“The Biggest Test of Her Life … So Far,” Liahona, Aug. 2008, 38–40
As a young teen growing up in Santiago, Chile, Andrea González never had much except for a dream—a university degree that would allow her to support her family if necessary.
To get there, she hoped to graduate from seminary, get good grades at school, and score high enough on her college placement exam (PSU) to go to a university where she could study engineering.
But by the time she had started her final year of high school in preparation for the PSU, she started to wonder if any of that was possible. “All my goals seemed impossible to achieve,” she recalls.
Andrea was trying to break into a competitive and male-dominated field of study. Because of the competition, the top universities were looking for extremely high scores on the math portion of the PSU, scores usually earned by those who could afford to attend private schools.
To try and overcome these obstacles, Andrea kept a daunting schedule her final year. She was up early and studying after school until late, eating when she had a free moment and squeezing in seminary four nights a week.
“It was discouraging sometimes,” she says. “I had to sacrifice a lot. I don’t know how many times my friends heard me say, ‘No, I’ve got to study’ or how often I’ve been teased for being smart.”
But she knew she couldn’t give up if she wanted to secure her future.
Her sacrifices paid off. On the math section of the PSU, Andrea was one of 200 students in the country to earn a perfect score of 850 and one of only two girls from public schools to do so.
She also graduated from seminary, got the good grades she studied so hard for, and was named by her classmates as the year’s “Best Friend” because of all of the time she spent helping others with their own studying.
But Andrea believes her success has less to do with how much she knows than it does with what she knows she must do. In other words, blessings come from following the Lord’s counsel, not our own (see 2 Nephi 9:28–29). “It’s not worth anything to be smart if we ignore God,” she says. “You always have to put God first.”
Learning that principle as she studied for her college entrance exam was critical to the other test Andrea was taking—the test of life that everyone must take.
The Lord Himself explains this test in the scriptures: “We will prove them herewith, to see if they will do all things whatsoever the Lord their God shall command them” (Abraham 3:25).
“Heavenly Father tests us to see what we will do,” Andrea says, thinking back on the difficult schedule she had to keep and the teasing she sometimes had to endure. “To pass life’s test, we have to be obedient,” Andrea says.
And not just when things are going well but during the hard times too.
“The great test of life,” said President Henry B. Eyring, First Counselor in the First Presidency, “is to see whether we will hearken to and obey God’s commands in the midst of the storms of life.”1
Often her two tests collided. That’s when Andrea learned that putting God first was the secret to passing both tests.
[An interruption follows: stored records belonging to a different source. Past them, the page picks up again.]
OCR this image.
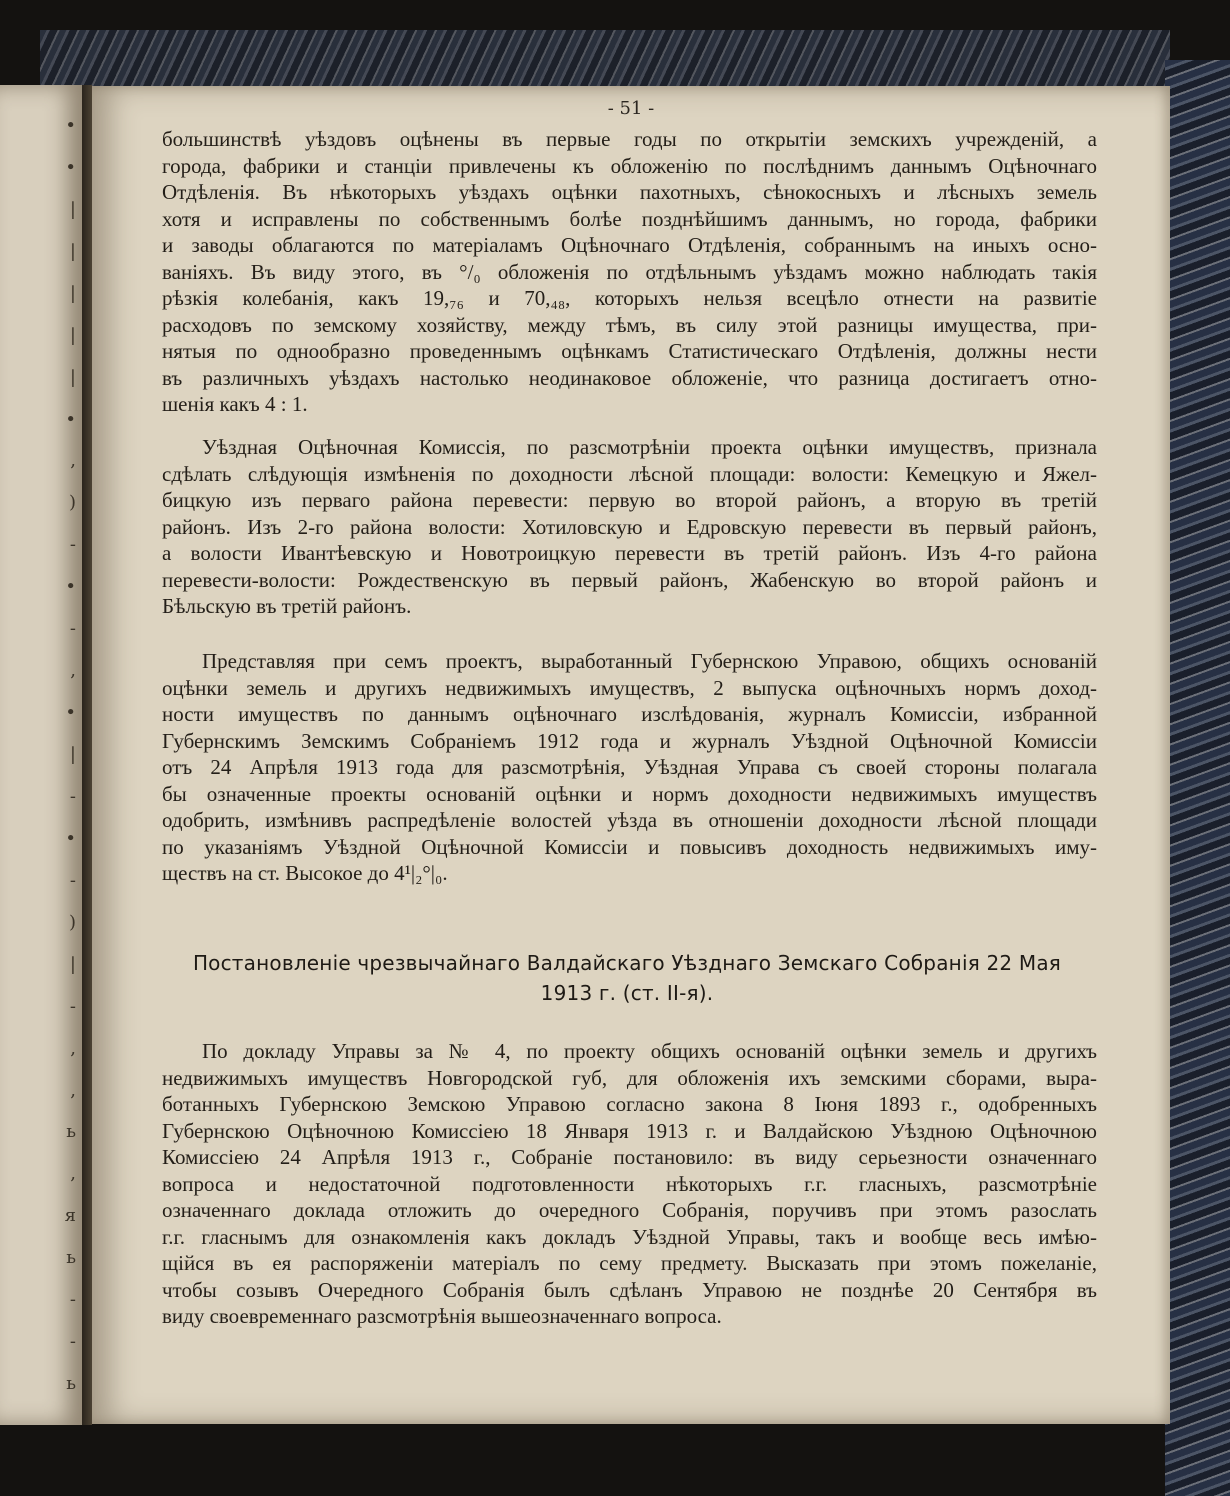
•
•
|
|
|
|
|
•
,
)
-
•
-
,
•
|
-
•
-
)
|
-
,
,
ь
,
я
ь
-
-
ь
- 51 -
большинствѣ уѣздовъ оцѣнены въ первые годы по открытіи земскихъ учрежденій, а
города, фабрики и станціи привлечены къ обложенію по послѣднимъ даннымъ Оцѣночнаго
Отдѣленія. Въ нѣкоторыхъ уѣздахъ оцѣнки пахотныхъ, сѣнокосныхъ и лѣсныхъ земель
хотя и исправлены по собственнымъ болѣе позднѣйшимъ даннымъ, но города, фабрики
и заводы облагаются по матеріаламъ Оцѣночнаго Отдѣленія, собраннымъ на иныхъ осно-
ваніяхъ. Въ виду этого, въ °/₀ обложенія по отдѣльнымъ уѣздамъ можно наблюдать такія
рѣзкія колебанія, какъ 19,₇₆ и 70,₄₈, которыхъ нельзя всецѣло отнести на развитіе
расходовъ по земскому хозяйству, между тѣмъ, въ силу этой разницы имущества, при-
нятыя по однообразно проведеннымъ оцѣнкамъ Статистическаго Отдѣленія, должны нести
въ различныхъ уѣздахъ настолько неодинаковое обложеніе, что разница достигаетъ отно-
шенія какъ 4 : 1.
Уѣздная Оцѣночная Комиссія, по разсмотрѣніи проекта оцѣнки имуществъ, признала
сдѣлать слѣдующія измѣненія по доходности лѣсной площади: волости: Кемецкую и Яжел-
бицкую изъ перваго района перевести: первую во второй районъ, а вторую въ третій
районъ. Изъ 2-го района волости: Хотиловскую и Едровскую перевести въ первый районъ,
а волости Ивантѣевскую и Новотроицкую перевести въ третій районъ. Изъ 4-го района
перевести-волости: Рождественскую въ первый районъ, Жабенскую во второй районъ и
Бѣльскую въ третій районъ.
Представляя при семъ проектъ, выработанный Губернскою Управою, общихъ основаній
оцѣнки земель и другихъ недвижимыхъ имуществъ, 2 выпуска оцѣночныхъ нормъ доход-
ности имуществъ по даннымъ оцѣночнаго изслѣдованія, журналъ Комиссіи, избранной
Губернскимъ Земскимъ Собраніемъ 1912 года и журналъ Уѣздной Оцѣночной Комиссіи
отъ 24 Апрѣля 1913 года для разсмотрѣнія, Уѣздная Управа съ своей стороны полагала
бы означенные проекты основаній оцѣнки и нормъ доходности недвижимыхъ имуществъ
одобрить, измѣнивъ распредѣленіе волостей уѣзда въ отношеніи доходности лѣсной площади
по указаніямъ Уѣздной Оцѣночной Комиссіи и повысивъ доходность недвижимыхъ иму-
ществъ на ст. Высокое до 4¹|₂°|₀.
Постановленіе чрезвычайнаго Валдайскаго Уѣзднаго Земскаго Собранія 22 Мая
1913 г. (ст. II-я).
По докладу Управы за № 4, по проекту общихъ основаній оцѣнки земель и другихъ
недвижимыхъ имуществъ Новгородской губ, для обложенія ихъ земскими сборами, выра-
ботанныхъ Губернскою Земскою Управою согласно закона 8 Іюня 1893 г., одобренныхъ
Губернскою Оцѣночною Комиссіею 18 Января 1913 г. и Валдайскою Уѣздною Оцѣночною
Комиссіею 24 Апрѣля 1913 г., Собраніе постановило: въ виду серьезности означеннаго
вопроса и недостаточной подготовленности нѣкоторыхъ г.г. гласныхъ, разсмотрѣніе
означеннаго доклада отложить до очередного Собранія, поручивъ при этомъ разослать
г.г. гласнымъ для ознакомленія какъ докладъ Уѣздной Управы, такъ и вообще весь имѣю-
щійся въ ея распоряженіи матеріалъ по сему предмету. Высказать при этомъ пожеланіе,
чтобы созывъ Очередного Собранія былъ сдѣланъ Управою не позднѣе 20 Сентября въ
виду своевременнаго разсмотрѣнія вышеозначеннаго вопроса.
Many times she had to choose between Church activities and school activities, between studying the gospel and studying for her test. She says she learned early on that she felt better if she chose Church first. It strengthened her testimony that Heavenly Father would help her with her concerns if her first concern was Him.
These experiences also taught Andrea another important lesson. “He is capable of helping me with the tests He has given me,” she says.
Or as one of her heroes, Nephi, said, “I know that the Lord giveth no commandments unto the children of men, save he shall prepare a way for them that they may accomplish the thing which he commandeth them” (1 Nephi 3:7).
Andrea knows that even though she has passed her first test, there is a lot she must learn before she’ll feel ready to pass the next.
But she knows if she puts God first, He’ll help her pass that test too.